Friday, 6 February 2026

Indian Ink

by Tom Stoppard

seen at the Hampstead Theatre on 30 January 2026

Jonathan Kent directs Felicity Kendal as Mrs Swan, Ruby Ashbourne Serkis as Flora Crewe,  Gavi Singh Chera as Nirad Das and Donald Sage Mackay as Eldon Pike in a revival of Tom Stoppard's play Indian Ink. Interestingly, when the play was first performed in 1995, Felicity Kendal played Flora Crewe; and poignantly this revival (continuing the Hampstead Theatre's custom of reviving Stoppard's plays) occurred at the time of Stoppard's death.

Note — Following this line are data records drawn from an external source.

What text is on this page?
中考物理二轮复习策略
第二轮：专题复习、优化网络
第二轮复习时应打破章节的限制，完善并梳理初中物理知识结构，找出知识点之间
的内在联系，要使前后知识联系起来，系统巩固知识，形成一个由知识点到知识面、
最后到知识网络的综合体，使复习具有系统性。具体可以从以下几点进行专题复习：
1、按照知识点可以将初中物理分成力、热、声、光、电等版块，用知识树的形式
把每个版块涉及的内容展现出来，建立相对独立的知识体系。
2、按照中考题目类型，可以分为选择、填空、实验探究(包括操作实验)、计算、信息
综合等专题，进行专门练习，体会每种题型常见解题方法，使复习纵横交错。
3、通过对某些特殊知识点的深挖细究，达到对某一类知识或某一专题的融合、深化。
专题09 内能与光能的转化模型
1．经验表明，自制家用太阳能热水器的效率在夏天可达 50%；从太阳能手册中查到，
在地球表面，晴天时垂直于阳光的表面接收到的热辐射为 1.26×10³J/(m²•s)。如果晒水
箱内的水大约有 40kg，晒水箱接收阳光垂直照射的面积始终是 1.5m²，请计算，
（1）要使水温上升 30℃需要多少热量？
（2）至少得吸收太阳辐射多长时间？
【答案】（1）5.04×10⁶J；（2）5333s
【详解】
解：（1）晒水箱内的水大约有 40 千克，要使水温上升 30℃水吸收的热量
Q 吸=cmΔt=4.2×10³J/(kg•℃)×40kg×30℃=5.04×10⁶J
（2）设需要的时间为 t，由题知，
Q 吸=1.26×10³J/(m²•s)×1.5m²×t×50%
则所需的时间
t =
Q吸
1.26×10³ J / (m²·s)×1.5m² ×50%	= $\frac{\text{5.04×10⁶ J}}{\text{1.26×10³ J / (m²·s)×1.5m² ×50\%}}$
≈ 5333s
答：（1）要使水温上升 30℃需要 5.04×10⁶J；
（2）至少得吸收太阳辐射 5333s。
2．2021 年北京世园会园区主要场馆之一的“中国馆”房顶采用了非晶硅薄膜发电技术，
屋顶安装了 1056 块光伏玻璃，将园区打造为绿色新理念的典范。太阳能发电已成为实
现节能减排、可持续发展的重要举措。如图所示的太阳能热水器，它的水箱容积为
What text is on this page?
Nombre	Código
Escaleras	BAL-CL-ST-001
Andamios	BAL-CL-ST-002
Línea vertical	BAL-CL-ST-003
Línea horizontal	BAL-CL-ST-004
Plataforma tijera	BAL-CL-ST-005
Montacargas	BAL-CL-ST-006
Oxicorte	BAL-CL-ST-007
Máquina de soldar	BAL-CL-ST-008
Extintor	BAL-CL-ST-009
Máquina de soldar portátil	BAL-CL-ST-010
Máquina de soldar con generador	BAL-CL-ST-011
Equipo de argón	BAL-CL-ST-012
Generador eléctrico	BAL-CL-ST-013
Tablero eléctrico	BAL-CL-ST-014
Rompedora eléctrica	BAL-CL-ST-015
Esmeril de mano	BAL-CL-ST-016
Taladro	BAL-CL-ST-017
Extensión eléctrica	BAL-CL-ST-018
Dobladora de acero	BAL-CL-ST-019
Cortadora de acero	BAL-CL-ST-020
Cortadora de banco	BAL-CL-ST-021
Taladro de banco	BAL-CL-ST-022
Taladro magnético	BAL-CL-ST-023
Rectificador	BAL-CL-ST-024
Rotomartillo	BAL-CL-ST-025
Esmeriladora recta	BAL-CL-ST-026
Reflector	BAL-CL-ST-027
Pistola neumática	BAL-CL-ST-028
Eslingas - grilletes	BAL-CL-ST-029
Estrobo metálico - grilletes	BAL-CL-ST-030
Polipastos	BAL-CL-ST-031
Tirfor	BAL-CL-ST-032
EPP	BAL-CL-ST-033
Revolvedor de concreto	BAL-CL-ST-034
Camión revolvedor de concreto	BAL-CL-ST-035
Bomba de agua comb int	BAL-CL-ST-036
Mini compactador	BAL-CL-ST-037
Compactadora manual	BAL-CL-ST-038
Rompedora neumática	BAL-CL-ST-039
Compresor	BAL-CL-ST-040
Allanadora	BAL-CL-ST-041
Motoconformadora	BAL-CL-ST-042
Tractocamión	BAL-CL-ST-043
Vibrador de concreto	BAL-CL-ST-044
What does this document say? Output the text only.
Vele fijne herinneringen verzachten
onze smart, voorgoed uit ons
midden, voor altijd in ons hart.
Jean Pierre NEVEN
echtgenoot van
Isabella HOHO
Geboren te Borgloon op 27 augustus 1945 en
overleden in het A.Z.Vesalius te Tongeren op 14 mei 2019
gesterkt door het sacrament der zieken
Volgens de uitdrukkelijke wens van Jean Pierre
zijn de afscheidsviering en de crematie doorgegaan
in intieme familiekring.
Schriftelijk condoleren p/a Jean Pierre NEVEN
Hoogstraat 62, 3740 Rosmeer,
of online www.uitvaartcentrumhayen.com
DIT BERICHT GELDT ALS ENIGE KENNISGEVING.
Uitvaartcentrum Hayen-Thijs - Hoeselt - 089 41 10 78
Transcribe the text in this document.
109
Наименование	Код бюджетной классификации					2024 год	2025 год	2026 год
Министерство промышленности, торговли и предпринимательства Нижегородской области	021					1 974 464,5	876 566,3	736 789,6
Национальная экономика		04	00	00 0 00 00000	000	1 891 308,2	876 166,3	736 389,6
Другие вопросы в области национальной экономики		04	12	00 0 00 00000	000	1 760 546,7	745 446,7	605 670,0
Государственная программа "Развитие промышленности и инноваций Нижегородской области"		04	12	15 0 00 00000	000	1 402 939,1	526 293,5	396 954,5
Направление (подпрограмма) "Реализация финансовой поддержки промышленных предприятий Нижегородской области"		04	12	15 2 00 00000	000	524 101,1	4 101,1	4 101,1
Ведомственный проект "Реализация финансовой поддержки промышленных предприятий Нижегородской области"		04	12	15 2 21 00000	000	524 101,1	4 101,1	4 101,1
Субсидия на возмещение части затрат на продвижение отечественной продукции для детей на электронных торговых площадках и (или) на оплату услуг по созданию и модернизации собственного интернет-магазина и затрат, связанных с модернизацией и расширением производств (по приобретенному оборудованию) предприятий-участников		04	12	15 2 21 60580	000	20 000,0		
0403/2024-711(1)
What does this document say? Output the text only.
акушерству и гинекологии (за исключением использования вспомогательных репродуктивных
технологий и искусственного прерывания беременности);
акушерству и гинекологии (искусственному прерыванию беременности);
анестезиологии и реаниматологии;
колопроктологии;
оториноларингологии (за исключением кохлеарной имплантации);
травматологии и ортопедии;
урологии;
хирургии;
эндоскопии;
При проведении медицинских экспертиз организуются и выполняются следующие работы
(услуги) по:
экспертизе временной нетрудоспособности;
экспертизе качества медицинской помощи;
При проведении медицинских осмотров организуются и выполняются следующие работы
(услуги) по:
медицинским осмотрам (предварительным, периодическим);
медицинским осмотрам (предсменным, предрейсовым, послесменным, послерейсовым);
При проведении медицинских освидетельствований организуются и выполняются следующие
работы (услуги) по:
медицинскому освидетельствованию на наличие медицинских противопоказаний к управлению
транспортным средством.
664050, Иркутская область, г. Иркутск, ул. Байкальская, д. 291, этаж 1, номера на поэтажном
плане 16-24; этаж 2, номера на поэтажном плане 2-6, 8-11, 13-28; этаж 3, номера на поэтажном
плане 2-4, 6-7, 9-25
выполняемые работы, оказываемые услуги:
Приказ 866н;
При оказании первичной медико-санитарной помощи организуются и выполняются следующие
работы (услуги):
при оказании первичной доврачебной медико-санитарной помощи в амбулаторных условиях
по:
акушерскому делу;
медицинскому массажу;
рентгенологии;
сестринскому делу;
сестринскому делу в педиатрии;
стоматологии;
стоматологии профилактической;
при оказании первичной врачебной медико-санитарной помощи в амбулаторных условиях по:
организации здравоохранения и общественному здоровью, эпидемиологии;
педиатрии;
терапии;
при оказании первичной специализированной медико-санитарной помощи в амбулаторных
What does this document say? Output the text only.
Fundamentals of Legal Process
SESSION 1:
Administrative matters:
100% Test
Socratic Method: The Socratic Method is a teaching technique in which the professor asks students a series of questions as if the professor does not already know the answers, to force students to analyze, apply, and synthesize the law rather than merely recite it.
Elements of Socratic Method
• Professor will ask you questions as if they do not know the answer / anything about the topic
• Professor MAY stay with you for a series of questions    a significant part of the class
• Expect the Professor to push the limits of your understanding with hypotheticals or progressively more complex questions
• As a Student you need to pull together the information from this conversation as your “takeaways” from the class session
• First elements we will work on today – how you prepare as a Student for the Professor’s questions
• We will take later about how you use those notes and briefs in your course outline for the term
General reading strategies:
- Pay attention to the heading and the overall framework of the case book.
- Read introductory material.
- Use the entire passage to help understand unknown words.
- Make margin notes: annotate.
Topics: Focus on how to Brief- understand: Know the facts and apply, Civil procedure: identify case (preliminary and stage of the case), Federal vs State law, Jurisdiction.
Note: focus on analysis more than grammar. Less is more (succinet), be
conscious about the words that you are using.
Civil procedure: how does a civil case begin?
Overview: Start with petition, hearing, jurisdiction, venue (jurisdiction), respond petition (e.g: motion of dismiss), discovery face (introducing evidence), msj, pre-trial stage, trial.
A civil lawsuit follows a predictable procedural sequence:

The play features a typical Stoppardian flair for interrogating human foibles by intertwining time frames and contrasting stories. In the 1930s Flora Crewe is travelling to India partly on account of her health and partly out of curiosity; she meets Nirad Das, a painter, and the two engage in a wary friendship characterised by many misunderstandings about culture and propriety. The action proceeds through direct dialogue combined with extensive quotations from letters Flora has written to her younger sister back in England. In the 1980s Mrs Swan is fielding enquiries from Eldon Pike, a would-be biographer of Flora, who was her elder sister; she has Flora's letters of course, and a considerable amount of knowledge which Pike wants access to, but she is cagey. She also meets Das's son who is able to clarify some details in Flora's life which have hitherto been somewhat mysterious.

The two timescales come and go on the stage counterpointing one another and occasionally producing some inspired comic effects, such as when Pike interrupts the flow of 1930s action with pompous "footnotes" explaining references - or when, by contrast, he is utterly baffled. In some ways the Indian scenes seem to be evoked or imagined by Mrs Swan - except that it is clear that she could not know all the details presented to us.

The set, designed by Leslie Travers, allows scenes from the two times to flow into one another without causing any confusion, just as Stoppard intended. The result is that we see things happening in the 1930s, and we see people in the 1980s trying to discover these things or recall them from memory, and the discrepancy between the lived life and the biographical enterprise is delicately presented: a wonderful achievement.

Thursday, 5 February 2026

Lacrima

by Caroline Guiela Nguyen

seen at the Roslyn Packer Theatre Sydney on 23 January 2026

The Théâtre national de Strasbourg on tour for the Sydney Festival presented Lacrima, written and directed by Caroline Guiela Nguyen. 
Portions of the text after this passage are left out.